Cruise

Cruise
By Jack Holden. Fruit Box Theatre in association with bAKEHOUSE Theatre. Director Sean Landis. KXT on Broadway. 15 -22 Feb, 2025

In the wake of Covid 19 there is a tendency to forget the AIDS pandemic in which so many died the 1980s. Jack Holden’s play Cruise jolts that memory in a way that is heartbreakingly clear as well creatively theatrical. Director Sean Landis describes it as “a time capsule and a reminder of how much the queer community has gone through” and a tribute to “those who fought for the rights and safety we have today”.

Cruise covers four short years of that time through the eyes and experiences of one man and the many people who touched his life: friends, lovers, callers to the hotline, people who partied, people who cared. It reawakens the uncertainty, suffering and fear that spread through the queer community … and celebrates their bravery, solidarity, buoyancy, humour and love.

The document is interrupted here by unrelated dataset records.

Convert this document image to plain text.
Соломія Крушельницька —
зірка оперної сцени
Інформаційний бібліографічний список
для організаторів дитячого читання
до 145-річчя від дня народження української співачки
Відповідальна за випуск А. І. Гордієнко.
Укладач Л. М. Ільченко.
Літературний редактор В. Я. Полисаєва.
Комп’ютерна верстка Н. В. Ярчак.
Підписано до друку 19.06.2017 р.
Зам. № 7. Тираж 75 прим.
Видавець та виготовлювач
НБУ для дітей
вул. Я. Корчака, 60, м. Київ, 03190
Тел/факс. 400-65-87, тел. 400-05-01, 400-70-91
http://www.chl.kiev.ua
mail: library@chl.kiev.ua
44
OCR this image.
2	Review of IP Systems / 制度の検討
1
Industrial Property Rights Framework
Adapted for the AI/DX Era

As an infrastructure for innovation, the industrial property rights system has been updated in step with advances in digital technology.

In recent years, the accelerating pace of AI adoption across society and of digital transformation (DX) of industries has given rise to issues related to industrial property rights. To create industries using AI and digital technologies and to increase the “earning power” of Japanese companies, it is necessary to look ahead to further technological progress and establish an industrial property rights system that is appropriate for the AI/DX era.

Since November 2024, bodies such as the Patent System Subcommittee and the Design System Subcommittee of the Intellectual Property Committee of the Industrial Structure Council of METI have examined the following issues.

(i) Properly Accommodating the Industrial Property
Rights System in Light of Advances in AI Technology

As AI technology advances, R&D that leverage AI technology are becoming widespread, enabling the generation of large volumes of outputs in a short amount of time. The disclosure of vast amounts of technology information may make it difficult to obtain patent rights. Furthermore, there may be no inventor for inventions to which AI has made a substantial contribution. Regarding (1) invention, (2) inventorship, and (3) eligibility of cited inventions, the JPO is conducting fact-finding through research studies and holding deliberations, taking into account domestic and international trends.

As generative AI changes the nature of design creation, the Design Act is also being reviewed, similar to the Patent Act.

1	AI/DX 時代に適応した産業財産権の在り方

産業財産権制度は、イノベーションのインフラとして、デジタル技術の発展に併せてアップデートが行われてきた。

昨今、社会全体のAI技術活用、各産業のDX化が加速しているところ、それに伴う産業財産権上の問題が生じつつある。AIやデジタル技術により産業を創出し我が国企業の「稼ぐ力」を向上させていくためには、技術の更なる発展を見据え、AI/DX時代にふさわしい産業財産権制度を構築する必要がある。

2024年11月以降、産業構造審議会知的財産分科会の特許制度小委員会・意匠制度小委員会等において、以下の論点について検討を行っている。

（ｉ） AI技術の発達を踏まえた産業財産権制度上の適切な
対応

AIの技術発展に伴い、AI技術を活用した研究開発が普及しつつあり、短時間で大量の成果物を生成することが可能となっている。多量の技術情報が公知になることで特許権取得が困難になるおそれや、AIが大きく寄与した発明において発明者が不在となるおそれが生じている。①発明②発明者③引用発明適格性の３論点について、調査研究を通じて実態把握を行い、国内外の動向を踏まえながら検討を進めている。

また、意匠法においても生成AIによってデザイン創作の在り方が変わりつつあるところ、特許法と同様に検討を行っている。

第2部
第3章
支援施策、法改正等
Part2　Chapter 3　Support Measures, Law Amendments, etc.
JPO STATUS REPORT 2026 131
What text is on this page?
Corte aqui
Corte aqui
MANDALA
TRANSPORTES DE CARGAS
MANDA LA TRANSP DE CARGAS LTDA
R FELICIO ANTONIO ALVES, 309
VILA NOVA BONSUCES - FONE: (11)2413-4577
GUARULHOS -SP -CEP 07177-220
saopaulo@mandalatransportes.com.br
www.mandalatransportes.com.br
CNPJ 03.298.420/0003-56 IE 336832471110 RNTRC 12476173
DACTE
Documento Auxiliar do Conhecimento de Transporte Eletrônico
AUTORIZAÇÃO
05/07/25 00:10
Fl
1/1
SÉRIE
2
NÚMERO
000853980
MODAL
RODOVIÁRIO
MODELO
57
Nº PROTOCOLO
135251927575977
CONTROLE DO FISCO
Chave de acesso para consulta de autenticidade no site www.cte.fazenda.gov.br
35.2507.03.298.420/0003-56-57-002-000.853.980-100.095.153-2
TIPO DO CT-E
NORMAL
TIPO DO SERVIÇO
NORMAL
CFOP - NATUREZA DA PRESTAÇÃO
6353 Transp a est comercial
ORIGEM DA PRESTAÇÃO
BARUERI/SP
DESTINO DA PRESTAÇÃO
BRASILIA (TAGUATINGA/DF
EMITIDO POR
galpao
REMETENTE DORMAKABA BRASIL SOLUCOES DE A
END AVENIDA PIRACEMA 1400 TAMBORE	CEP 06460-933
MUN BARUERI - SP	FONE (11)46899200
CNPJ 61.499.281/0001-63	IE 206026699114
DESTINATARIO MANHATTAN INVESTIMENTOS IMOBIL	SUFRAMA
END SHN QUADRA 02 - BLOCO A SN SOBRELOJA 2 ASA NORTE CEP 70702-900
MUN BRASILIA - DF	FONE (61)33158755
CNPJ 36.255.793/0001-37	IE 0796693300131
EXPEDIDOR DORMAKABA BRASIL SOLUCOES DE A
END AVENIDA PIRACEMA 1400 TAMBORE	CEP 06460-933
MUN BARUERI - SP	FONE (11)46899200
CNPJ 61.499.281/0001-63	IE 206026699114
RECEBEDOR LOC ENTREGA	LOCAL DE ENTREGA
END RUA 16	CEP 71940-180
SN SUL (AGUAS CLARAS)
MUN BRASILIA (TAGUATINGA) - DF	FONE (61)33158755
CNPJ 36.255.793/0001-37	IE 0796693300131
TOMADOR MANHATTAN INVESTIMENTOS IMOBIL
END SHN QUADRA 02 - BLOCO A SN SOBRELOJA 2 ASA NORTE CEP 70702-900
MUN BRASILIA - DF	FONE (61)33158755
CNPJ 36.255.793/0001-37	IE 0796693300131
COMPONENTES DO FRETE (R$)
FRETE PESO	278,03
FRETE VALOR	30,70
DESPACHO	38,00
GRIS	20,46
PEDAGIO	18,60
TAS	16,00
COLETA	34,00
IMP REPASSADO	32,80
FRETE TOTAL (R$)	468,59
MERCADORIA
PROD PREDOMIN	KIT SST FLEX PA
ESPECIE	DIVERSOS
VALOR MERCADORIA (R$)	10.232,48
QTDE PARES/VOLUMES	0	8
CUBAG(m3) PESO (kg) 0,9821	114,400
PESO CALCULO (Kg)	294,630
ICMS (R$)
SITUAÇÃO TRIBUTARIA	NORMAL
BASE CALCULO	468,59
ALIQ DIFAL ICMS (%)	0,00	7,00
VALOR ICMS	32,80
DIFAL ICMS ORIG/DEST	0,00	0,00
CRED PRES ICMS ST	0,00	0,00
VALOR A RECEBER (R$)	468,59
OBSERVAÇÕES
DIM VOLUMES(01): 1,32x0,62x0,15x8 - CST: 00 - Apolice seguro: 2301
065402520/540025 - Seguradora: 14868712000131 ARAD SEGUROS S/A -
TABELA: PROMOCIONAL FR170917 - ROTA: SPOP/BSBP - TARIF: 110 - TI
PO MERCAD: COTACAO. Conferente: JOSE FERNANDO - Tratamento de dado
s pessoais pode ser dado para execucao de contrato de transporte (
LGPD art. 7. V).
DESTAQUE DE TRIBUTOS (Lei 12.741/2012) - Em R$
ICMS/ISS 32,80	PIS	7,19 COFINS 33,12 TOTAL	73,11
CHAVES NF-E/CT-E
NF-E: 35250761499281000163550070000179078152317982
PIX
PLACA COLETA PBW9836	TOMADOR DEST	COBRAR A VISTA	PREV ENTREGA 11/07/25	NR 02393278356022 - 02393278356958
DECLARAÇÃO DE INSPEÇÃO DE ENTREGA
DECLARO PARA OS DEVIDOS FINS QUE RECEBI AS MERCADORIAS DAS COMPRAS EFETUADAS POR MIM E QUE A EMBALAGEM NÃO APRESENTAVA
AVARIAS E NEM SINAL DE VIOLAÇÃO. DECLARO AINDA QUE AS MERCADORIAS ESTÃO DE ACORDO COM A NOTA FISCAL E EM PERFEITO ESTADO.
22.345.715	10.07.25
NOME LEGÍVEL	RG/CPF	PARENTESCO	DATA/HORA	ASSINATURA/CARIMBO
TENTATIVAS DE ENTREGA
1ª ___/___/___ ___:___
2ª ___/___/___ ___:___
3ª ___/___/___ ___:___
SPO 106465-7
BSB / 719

It’s 90 minutes of memories and a host of characters are all played by one actor. A daunting feat! But executed brilliantly in this stunning performance by Fraser Morrison. Morrison is a fit, versatile performer whose energy sustains him through the demands of Holden’s many characters and accents and Landis’s complex creative direction that has him moving constantly across a busy stage.

Morrison takes it all in his loose, elegant style. Whether waiting hesitantly at a call centre, dancing erotically in a disco, singing soulfully on a central podium, or thoughtfully considering the future with a sick friend, his vitality and magnetism pervade every moment.

He switches accents constantly in the many conversations that are Holden’s script, yet every character is clearly recognisable, not just in their accent but in the change of rhythm and tempo – and the humour that is central to so much of the script.

Morrison handles that humour with excellent timing and clever changes of delivery that are in keeping with the different characters and the times he meets up with them over the four years.

That includes the changes in maturity and personality of the central character himself, changes that Morrison introduces imperceptibly as the four years progress. Moments of anguish and fear are covered by optimism; despair is replaced by hope; bitterness by determined exuberance.

Landis keeps the pace fast, yet taut – allowing the tension and alarm of the time to pervade the action. The set, a series of different shaped platforms, allows him to move Morrison to different spaces and levels, giving the production an energy that is enhanced by lighting (Tom Hicks) and sound (Chelsea May Wheatley) that conjure the desperate vibe of the 1980s.

There is a sense of togetherness in this production, in keeping with the premise of the play, and enforced by the company’s partnership with the Bobby Goldsmith Foundation, that has provided essential services to thousands of HIV sufferers since 1984.

But it is Fraser Morrison who makes that sense of togetherness real through his affinity with Holden’s characters, his understanding of the messages that they send, and the vibrant grace and energy of his performance.